I began to get the all-too-familiar feeling of an imminent shit. A cold sweat broke out across my forehead, my bowels turned rapidly to ice, I began to shiver slightly, and the hot and cold feeling returned.
Now, being British and in an airplane full of fat Germans and French, there was nothing I could do to alert someone of my plight. I had to keep up the British end of things, and sit out the torture in silence. The last thing I wanted to do was admit defeat in front of the Germans.
Normally I am not a religious person, but every rule has its exception. I started to whisper prayers to whoever was listening, be it God, Allah, or various Hindu deities whose names I remembered from school only vaguely. My sister asked me if I was okay, a little too loudly for my liking. I whispered quickly that something was seriously wrong, and she passed me some tissues.
Meanwhile, the pain was intensifying. My gut felt like it was about to explode, my head felt pretty much the same way, and I was contemplating suicide with a piece of string I had found in my pocket if we did not land soon. I gently released some pressure with a silent fart, a risky maneuver; but under the circumstances, I had little choice. Then the finale came. The pressure in my system increased its load, and I began to sweat huge beads; every muscle I moved caused me agony, and yet if I didn't move at all, it was unbearable.
At this moment, looking back, I realize I slipped into hallucination. Suddenly I was no longer on an airplane surrounded by closet Nazis and garlic-breathed French women -- suddenly, I was wandering freely in the forests of Scotland, with the pleasant sound of running water from a nearby stream and a sparkling, gleaming white bathroom just ahead to make the scene complete.
And then, miraculously, it seemed the urge for an emergency evacuation passed. Only a dull throbbing in my head and a slight pressure in the bowels remained. Success, I thought, right? Wrong. I had literally forty-five seconds of respite.
I was hit by a wave of nausea and threw up in the back of my throat. I quickly searched for the sick bag that every person knows is located in the seat pocket in front of you. No such luck. There wasn't a sick bag on the whole airplane. The tissues my sister had given me were immediately saturated in vomit and I threw up down my shirt. Because I hadn't eaten anything that day, the vomit was clear -- basically just stomach acid.

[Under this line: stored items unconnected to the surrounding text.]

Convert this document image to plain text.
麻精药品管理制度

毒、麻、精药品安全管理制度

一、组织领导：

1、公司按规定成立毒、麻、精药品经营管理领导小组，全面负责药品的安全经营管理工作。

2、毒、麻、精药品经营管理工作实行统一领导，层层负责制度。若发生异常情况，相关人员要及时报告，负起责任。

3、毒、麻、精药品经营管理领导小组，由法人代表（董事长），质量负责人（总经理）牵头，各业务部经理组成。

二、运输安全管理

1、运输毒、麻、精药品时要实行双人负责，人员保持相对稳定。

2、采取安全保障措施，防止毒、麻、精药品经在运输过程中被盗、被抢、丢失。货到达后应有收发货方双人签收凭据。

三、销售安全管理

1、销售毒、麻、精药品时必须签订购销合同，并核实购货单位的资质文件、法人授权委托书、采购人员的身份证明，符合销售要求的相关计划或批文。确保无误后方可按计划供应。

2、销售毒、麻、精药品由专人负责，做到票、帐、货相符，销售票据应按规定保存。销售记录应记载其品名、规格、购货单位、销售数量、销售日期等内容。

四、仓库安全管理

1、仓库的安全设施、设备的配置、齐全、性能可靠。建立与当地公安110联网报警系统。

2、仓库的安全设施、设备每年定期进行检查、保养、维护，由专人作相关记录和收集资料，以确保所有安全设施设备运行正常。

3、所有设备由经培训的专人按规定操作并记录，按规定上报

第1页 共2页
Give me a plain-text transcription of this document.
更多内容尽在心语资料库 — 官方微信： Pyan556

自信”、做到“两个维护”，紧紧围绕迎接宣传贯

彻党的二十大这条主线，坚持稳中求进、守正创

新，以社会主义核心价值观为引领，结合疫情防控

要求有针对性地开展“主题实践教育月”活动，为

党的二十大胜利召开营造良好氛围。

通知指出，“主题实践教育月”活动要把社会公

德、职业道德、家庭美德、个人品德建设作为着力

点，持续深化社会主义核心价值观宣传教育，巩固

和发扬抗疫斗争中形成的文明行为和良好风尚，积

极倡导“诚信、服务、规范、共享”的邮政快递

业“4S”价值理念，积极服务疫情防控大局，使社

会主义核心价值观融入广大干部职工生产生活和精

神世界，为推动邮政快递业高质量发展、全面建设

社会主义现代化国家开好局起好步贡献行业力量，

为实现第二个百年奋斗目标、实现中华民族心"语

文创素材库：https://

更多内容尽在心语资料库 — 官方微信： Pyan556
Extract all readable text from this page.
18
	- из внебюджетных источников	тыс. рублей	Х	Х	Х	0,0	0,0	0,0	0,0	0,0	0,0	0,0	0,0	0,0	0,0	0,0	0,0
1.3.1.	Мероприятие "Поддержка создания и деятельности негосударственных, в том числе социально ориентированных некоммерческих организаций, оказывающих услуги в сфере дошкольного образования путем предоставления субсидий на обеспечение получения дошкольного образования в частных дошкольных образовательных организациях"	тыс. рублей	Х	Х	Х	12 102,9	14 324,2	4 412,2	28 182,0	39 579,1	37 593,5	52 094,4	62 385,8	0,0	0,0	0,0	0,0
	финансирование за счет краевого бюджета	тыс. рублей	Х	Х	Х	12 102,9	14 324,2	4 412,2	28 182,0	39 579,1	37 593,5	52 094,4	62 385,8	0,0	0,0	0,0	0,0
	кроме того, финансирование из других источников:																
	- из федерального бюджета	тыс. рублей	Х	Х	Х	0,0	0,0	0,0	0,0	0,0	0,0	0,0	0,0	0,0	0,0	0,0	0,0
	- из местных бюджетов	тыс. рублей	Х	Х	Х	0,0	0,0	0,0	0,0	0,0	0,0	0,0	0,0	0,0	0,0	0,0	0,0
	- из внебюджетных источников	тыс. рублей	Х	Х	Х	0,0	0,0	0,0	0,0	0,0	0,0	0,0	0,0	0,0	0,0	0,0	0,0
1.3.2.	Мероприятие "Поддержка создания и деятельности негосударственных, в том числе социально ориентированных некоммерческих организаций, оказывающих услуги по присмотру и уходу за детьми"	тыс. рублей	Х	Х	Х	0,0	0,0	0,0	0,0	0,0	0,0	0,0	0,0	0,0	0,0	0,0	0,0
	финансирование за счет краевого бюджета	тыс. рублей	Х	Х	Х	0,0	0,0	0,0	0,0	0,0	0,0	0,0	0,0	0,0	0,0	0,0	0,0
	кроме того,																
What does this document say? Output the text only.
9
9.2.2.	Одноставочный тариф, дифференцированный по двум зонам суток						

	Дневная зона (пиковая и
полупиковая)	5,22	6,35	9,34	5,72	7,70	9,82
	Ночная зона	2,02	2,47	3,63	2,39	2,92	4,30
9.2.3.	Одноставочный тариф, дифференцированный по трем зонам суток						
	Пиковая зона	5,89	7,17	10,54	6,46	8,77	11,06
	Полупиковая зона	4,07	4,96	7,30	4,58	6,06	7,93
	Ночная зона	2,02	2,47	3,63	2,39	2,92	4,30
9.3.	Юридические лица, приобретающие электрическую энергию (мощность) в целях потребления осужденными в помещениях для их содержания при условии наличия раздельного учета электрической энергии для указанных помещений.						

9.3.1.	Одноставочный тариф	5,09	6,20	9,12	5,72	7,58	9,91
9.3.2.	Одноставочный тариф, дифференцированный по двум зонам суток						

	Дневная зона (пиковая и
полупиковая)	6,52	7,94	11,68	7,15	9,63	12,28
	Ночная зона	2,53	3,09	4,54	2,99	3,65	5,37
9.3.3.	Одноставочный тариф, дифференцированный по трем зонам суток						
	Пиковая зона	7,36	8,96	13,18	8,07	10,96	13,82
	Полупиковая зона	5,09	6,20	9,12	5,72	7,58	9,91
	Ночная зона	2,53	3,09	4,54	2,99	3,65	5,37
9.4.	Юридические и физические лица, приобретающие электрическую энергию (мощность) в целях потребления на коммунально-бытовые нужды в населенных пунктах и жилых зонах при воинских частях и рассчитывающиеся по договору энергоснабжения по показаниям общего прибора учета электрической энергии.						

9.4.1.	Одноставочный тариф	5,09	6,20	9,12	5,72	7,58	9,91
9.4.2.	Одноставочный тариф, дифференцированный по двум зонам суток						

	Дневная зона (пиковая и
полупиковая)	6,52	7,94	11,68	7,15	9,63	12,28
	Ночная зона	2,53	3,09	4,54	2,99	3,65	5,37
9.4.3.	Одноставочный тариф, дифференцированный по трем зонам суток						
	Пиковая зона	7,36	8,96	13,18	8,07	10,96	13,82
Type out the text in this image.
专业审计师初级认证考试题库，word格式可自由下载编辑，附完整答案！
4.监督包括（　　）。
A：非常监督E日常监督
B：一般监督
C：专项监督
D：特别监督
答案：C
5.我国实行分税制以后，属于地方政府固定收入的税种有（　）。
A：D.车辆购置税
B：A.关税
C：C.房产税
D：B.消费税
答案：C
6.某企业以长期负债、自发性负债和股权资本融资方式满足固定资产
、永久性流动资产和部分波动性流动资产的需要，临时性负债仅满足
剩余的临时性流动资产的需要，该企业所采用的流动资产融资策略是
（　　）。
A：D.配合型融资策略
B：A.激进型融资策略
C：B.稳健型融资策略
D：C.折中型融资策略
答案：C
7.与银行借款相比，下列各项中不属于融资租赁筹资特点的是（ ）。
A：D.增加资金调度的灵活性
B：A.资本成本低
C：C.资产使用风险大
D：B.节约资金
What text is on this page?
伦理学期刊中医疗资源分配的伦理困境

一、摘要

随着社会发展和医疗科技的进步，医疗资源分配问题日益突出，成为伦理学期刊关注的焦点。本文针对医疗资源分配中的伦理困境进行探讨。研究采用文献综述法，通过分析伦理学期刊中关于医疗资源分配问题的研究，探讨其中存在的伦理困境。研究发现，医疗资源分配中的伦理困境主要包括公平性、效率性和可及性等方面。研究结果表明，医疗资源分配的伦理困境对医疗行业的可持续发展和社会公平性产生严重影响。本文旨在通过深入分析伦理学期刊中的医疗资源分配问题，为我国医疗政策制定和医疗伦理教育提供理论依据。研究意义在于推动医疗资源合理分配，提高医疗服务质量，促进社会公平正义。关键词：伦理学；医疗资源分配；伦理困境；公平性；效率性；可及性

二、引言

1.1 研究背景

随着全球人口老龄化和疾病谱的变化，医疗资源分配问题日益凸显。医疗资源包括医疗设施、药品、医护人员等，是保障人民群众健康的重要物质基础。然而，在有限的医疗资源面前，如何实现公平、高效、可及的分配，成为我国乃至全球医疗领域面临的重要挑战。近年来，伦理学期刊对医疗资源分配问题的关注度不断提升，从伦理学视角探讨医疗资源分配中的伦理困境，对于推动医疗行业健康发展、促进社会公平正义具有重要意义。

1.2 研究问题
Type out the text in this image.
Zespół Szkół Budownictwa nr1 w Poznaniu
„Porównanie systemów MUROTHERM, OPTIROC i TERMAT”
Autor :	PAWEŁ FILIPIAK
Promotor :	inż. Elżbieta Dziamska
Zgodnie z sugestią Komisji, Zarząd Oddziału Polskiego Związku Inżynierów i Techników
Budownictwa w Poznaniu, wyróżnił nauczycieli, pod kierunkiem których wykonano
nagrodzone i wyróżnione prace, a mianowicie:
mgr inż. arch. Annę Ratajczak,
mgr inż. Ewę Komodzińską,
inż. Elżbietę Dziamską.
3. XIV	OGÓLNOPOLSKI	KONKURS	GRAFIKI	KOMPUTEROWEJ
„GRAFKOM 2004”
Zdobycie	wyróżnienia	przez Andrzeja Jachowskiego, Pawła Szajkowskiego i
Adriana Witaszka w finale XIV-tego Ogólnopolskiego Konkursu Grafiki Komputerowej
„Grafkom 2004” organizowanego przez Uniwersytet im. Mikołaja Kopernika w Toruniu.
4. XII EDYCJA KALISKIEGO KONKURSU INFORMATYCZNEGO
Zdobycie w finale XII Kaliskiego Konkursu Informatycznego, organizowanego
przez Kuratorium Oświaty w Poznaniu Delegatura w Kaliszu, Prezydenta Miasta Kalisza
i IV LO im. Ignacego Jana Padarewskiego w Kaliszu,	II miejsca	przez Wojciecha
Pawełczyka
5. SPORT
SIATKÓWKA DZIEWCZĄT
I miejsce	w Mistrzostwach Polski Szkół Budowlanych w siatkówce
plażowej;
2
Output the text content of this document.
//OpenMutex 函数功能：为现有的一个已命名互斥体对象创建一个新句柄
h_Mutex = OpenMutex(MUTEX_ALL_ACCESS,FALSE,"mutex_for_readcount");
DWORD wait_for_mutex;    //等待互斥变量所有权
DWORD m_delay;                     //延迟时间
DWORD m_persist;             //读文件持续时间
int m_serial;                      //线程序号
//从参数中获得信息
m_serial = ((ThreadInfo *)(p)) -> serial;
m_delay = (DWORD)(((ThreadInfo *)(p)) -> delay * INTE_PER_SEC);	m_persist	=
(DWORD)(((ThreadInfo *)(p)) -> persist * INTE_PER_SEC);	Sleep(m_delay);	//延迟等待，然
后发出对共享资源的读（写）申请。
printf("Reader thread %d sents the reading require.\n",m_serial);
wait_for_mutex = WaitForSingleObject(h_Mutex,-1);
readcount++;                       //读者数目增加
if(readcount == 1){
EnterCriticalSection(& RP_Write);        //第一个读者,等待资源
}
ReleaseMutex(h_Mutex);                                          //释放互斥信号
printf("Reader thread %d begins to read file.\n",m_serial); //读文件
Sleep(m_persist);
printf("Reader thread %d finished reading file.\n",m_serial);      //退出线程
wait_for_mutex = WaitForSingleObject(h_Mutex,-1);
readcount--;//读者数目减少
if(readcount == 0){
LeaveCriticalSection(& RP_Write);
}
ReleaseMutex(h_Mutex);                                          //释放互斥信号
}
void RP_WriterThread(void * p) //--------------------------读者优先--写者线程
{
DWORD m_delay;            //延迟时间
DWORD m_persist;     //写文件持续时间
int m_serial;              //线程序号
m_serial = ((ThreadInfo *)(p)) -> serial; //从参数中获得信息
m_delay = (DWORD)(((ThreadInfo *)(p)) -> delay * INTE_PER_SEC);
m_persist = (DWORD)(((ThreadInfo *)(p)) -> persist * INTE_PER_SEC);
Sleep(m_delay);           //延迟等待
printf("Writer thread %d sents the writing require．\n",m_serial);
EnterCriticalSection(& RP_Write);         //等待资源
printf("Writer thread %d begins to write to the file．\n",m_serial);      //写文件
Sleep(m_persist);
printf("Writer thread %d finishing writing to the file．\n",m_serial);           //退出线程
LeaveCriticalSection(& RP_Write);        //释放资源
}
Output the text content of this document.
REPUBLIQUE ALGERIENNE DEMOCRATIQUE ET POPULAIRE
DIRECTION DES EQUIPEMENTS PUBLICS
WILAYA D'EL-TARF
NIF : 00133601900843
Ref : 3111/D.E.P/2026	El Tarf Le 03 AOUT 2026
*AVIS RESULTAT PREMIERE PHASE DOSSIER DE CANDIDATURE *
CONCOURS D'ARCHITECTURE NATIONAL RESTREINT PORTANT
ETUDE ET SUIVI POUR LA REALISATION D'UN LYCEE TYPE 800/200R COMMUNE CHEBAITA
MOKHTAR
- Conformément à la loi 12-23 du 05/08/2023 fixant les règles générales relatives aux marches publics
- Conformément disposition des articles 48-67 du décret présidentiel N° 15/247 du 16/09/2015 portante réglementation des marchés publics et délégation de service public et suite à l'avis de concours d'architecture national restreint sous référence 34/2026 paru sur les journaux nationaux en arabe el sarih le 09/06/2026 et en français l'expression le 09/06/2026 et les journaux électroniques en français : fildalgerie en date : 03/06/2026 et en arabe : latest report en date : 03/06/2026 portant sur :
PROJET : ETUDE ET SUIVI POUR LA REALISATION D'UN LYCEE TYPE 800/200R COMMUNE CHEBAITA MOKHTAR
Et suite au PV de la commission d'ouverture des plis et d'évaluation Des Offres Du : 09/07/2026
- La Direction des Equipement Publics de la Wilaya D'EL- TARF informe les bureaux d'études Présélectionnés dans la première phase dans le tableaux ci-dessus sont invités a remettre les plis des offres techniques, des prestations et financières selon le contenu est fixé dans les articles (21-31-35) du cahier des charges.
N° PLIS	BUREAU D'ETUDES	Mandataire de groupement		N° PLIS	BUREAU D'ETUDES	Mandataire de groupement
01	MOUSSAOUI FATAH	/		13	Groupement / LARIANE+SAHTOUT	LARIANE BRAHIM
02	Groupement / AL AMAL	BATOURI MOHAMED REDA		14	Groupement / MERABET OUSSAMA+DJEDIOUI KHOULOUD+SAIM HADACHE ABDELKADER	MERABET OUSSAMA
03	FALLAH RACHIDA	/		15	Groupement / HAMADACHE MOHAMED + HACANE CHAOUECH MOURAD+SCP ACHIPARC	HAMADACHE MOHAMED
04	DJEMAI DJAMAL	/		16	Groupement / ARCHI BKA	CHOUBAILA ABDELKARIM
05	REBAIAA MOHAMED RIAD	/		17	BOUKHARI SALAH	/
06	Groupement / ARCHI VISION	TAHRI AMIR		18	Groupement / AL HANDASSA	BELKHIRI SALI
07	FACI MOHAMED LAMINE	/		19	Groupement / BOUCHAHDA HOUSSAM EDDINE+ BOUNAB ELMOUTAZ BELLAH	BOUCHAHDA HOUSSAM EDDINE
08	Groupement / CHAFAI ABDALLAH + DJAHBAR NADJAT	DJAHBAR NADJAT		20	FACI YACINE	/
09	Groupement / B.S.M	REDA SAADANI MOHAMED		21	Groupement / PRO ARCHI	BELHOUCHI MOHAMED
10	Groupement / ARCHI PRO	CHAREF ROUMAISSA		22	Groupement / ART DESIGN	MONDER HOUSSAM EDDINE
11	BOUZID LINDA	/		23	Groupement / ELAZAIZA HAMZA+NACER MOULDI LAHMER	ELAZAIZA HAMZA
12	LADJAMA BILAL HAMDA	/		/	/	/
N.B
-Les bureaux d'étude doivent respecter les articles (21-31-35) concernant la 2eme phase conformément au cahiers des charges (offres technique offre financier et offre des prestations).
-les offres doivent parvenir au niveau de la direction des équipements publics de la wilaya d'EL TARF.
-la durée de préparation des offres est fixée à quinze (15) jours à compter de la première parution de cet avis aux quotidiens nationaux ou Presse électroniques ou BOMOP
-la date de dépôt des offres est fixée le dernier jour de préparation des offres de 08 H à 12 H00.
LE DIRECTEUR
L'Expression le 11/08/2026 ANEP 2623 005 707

As my mental faculties returned, I thought the worst had happened -- every British person's nightmare, namely making a scene in front of the Germans. I expected to see row after row of Teutonic faces silently mocking me for throwing up on this crappy little airplane in some god-forsaken third world country. But it appears my prayer had been answered, well, one of them at least. Nobody else except my sister knew I had thrown up. As we landed and got off the aircraft, I waited until all the Germans were off before stealthily creeping down the aircraft steps. Outside, the heat sufficed to dry my shirt as I ran to one of those filthy Venezuelan shacks with nothing but a hole in the ground in which to drop my load.
Looking back on that eventful day, I realized that there probably is some kind of God, and He isn't too keen on Germans, either.